Defense Department officials have requested a study to determine the fate of the much-delayed paperless travel system after an audit report by the Pentagon's inspector general declared the project mismanaged and costly.

Touted as a time- and cost-saving measure, the Defense Travel System (DTS) promised to simplify the planning process for official government travel-from the number of approval signatures required to auditing and processing vouchers. DTS allows Defense employees to request authorization to travel, make travel arrangements and submit claims for reimbursement from their desktop computers. Defense's current travel system uses paper vouchers, invoices and other supporting documents that make the travel reimbursement process long and laborious.

But in a July report, "Allegations to the Defense Hotline on the Management of the Defense Travel System," (D-2002-124), Pentagon Inspector General David Steensma declared the project a potential dud. According to Steensma, DTS was developed outside normal acquisition procedures and, as a result, the money and time spent to date will not improve the current travel system at all.

"When fully operational, DTS was expected to provide an automated and paperless system that met the needs of nearly 3.5 million active duty military, reserve and Defense civilian travelers," Steensma wrote in the report. "Such a process has not been established for DTS."

Based on the IG's findings, Defense Department Comptroller Dov Zakheim ordered a cost-effectiveness study to determine whether DTS is worth the $114 million the agency has spent on the project since December 1995. The report is expected by Oct. 1, 2002.

The launch of DTS has been fraught with trouble in the eight years since the project was first conceived. The project missed deadlines and had to overcome a series of unsuccessful tests by travelers at Whiteman Air Force Base, Mo., which found that system set-up and help desk operations needed improvement. Program officials also had to endure rumors that Defense Secretary Donald Rumsfeld would scrap the project entirely. Earlier this year, Congress declined to allocate an $86 million budget request for the project. The DTS contract is valued at $263.7 million over five years.

Officials from DTS and TRW Inc., the company brought in to develop the system, said the IG's assessment of the project is inaccurate and that much progress has been made in ironing out kinks in the system. DTS Deputy Project Administrator Brion Loftus cited the project's designation earlier this year as a major acquisition project, a move made prior to the IG's report, as a major effort toward better management of DTS. The new designation makes DTS subject to stringent oversight guidelines outlined in the 1996 Clinger-Cohen Act. Under the act, agencies must present detailed business plans for large-scale IT purchases.

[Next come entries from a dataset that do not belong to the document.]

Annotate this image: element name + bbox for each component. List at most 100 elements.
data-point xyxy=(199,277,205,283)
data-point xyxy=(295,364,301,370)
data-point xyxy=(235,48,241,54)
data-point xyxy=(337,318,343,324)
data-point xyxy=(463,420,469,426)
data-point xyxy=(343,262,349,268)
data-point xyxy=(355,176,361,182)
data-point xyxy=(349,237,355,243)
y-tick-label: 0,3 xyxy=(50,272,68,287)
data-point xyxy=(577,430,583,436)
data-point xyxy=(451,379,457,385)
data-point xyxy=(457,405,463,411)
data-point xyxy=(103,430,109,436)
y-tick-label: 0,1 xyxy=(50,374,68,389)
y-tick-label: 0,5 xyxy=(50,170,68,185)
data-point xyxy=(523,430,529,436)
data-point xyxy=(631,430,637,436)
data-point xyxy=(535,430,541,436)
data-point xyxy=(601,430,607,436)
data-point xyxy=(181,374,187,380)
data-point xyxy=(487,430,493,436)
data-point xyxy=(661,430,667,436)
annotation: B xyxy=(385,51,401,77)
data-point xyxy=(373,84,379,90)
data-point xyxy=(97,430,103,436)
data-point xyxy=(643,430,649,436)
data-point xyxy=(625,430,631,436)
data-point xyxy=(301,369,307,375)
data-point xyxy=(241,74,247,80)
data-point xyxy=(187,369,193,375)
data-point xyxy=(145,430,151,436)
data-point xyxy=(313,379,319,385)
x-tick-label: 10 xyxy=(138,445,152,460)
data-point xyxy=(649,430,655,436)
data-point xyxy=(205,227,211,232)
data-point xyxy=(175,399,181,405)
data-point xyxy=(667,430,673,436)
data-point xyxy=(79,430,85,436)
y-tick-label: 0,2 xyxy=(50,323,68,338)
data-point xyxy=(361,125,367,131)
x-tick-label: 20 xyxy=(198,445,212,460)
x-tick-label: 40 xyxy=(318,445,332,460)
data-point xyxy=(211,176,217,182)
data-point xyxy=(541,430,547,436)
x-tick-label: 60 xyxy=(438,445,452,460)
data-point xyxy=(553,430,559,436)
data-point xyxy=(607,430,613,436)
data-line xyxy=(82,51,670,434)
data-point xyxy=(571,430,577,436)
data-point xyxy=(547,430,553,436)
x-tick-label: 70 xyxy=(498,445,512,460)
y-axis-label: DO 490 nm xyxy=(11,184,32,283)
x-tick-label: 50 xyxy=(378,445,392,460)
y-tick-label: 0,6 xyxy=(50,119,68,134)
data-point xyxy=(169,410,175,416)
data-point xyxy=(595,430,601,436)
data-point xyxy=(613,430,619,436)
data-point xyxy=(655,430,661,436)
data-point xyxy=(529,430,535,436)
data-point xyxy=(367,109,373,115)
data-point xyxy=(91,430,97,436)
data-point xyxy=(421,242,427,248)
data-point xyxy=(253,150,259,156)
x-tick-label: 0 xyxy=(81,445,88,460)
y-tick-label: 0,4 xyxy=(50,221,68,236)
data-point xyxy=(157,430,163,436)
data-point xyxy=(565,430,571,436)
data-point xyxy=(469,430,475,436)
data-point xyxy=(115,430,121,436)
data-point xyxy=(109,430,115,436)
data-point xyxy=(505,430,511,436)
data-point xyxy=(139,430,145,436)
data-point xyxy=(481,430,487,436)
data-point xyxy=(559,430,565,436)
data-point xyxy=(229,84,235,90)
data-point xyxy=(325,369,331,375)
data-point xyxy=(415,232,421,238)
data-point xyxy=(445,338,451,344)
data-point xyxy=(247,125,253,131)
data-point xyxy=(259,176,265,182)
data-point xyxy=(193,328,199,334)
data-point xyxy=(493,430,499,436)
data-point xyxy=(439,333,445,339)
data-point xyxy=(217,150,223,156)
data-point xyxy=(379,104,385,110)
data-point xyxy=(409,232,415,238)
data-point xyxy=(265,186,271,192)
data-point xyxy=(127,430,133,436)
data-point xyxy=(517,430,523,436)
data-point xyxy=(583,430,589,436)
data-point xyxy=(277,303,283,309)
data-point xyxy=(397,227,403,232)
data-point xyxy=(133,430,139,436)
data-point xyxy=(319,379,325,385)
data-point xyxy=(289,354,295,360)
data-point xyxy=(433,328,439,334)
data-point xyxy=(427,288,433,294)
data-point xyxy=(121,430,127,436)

More importantly, according to Loftus, DTS is already up and running at several locations. To date, 11 sites are online, including Ellsworth Air Force Base, S.D., Fort Campbell, Ky., and the Joint Forces Staff College, Norfolk, Va.

"Another four locations will be up and running by the end of the summer, and a total of 25 will be operational by spring 2003," Lotfus said.

The program will be deployed at 250 high-volume sites between fiscal 2003 and fiscal 2006.

A spokeswoman for TRW, which received the contract for DTS in 1998, declared the system "flawless."

"It's out there, it's being deployed and it's being well received," she said. "I think that speaks volumes for the program. Everything is going great."